The Kingdom of Cambodia has a fledgling football community. You get the most comprehensive coverage here.
Wednesday, July 31, 2013
Disaster waiting to happen
Cambodia's football authorities are setting the national football team up for another big fall. Their next serious international competition is the SEA Games in December, which will be held in Myanmar. That's five months away. Cambodia have yet to publicly announce the return of Lee Tae-Hoon as the national team coach, though its been reported in the local media, so presumably the first task he will undertake is to put together a squad to compete in the SEA Games. That's an under-23 competition. And that's where the decision-makers at the federation have lost valuable time compared with their southeast asian neighbours, who've stolen a march by having their teams picked and in training for the past few months. As far as I can tell, only Cambodia have yet to get off their butts and organise their SEA Games football team. Take the minnows of Brunei for example. They've had their squad picked and in training every day since April.

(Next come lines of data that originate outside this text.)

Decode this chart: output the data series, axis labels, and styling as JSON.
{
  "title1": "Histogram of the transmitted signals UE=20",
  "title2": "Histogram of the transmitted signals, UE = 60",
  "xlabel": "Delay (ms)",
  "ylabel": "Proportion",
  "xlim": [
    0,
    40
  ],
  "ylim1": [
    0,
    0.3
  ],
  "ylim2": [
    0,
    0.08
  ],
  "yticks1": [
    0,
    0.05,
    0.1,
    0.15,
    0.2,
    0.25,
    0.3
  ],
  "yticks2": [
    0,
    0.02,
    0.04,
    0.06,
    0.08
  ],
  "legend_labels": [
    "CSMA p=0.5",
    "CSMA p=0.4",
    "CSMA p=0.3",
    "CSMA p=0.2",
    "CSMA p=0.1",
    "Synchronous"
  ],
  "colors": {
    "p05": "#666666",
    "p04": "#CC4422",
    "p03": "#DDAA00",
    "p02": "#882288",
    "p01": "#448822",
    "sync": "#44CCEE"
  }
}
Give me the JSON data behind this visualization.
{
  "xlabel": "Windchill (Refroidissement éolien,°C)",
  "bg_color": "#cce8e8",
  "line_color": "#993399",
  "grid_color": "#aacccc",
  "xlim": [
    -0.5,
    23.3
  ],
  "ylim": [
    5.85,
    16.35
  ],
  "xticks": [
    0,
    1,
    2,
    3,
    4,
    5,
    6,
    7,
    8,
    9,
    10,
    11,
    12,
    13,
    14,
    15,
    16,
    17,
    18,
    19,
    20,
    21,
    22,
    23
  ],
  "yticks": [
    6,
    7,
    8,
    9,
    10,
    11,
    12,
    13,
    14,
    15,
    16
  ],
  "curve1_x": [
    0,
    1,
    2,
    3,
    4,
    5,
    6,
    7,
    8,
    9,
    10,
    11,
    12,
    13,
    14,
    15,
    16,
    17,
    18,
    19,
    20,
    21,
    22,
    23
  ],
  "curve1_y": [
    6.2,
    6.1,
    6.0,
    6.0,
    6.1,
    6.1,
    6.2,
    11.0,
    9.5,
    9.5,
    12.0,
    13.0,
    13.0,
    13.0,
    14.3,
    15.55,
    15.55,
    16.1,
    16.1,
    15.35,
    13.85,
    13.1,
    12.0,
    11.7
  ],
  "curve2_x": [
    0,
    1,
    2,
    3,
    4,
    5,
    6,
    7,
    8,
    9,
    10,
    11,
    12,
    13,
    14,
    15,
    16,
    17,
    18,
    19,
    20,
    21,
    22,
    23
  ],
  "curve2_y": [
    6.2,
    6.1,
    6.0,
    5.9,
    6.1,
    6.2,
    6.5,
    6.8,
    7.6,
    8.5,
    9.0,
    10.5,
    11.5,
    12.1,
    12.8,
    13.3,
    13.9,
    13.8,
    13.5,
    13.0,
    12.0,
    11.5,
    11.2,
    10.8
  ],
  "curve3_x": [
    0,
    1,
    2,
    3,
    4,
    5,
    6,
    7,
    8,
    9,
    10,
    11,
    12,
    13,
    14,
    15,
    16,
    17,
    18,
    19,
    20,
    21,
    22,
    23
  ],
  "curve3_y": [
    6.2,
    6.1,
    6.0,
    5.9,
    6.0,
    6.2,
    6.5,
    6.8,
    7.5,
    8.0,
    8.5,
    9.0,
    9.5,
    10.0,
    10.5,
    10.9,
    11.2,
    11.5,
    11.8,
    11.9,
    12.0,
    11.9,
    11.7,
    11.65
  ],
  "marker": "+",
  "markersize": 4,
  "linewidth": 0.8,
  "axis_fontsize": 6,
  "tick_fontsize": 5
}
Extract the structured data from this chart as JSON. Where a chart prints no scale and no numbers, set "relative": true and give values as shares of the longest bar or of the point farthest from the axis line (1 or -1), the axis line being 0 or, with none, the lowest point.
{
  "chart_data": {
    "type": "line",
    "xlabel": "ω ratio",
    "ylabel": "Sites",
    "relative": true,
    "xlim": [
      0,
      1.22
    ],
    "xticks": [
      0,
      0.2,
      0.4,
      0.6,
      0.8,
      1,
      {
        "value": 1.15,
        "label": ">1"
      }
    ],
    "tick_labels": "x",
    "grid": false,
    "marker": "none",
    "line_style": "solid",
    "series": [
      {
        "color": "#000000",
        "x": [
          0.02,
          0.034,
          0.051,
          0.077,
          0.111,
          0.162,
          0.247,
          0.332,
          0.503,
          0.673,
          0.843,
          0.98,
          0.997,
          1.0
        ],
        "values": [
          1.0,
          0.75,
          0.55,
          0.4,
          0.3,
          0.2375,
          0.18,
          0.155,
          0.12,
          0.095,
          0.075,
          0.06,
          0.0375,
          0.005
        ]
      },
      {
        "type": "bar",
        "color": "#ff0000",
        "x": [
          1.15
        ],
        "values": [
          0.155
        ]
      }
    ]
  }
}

They have a friendly coming up against Indonesia, runner's up in the last competition, very soon and Indonesia have been in training since May and playing games. Vietnam have been indulging in friendlies against opposition from Japan and France, whilst Myanmar are training with the South Korean team and will play Hong Kong next month. Malaysia are taking it so seriously that they've been over in Eastern Europe for seven months playing a series of friendly matches against club sides. Pre-Games favourties Thailand have appointed Zico as their coach and mean business, playing most of their squad in this week's friendly against visiting Liverpool, as do Singapore, who recently beat Indonesia in a friendly as part of their build-up. In fact every country has got their act together, except Cambodia. The lack of preparation is telling and even though the Mekong BIDC Cup competition will be held in Phnom Penh in November, that's too little too late, in terms of gelling together a squad capable of competing against any of their SEA neighbours. In reality, its a disaster waiting to happen as the football authorities once again fail miserably to plan ahead and make decisions that are beneficial to the nation's footballing reputation. November 2011 was the last SEA Games debacle for Cambodia, which brought four defeats in as many games under the stewardship of Lee Tae-Hoon, in his previous stint in charge, and I see a very similar story playing out this time around.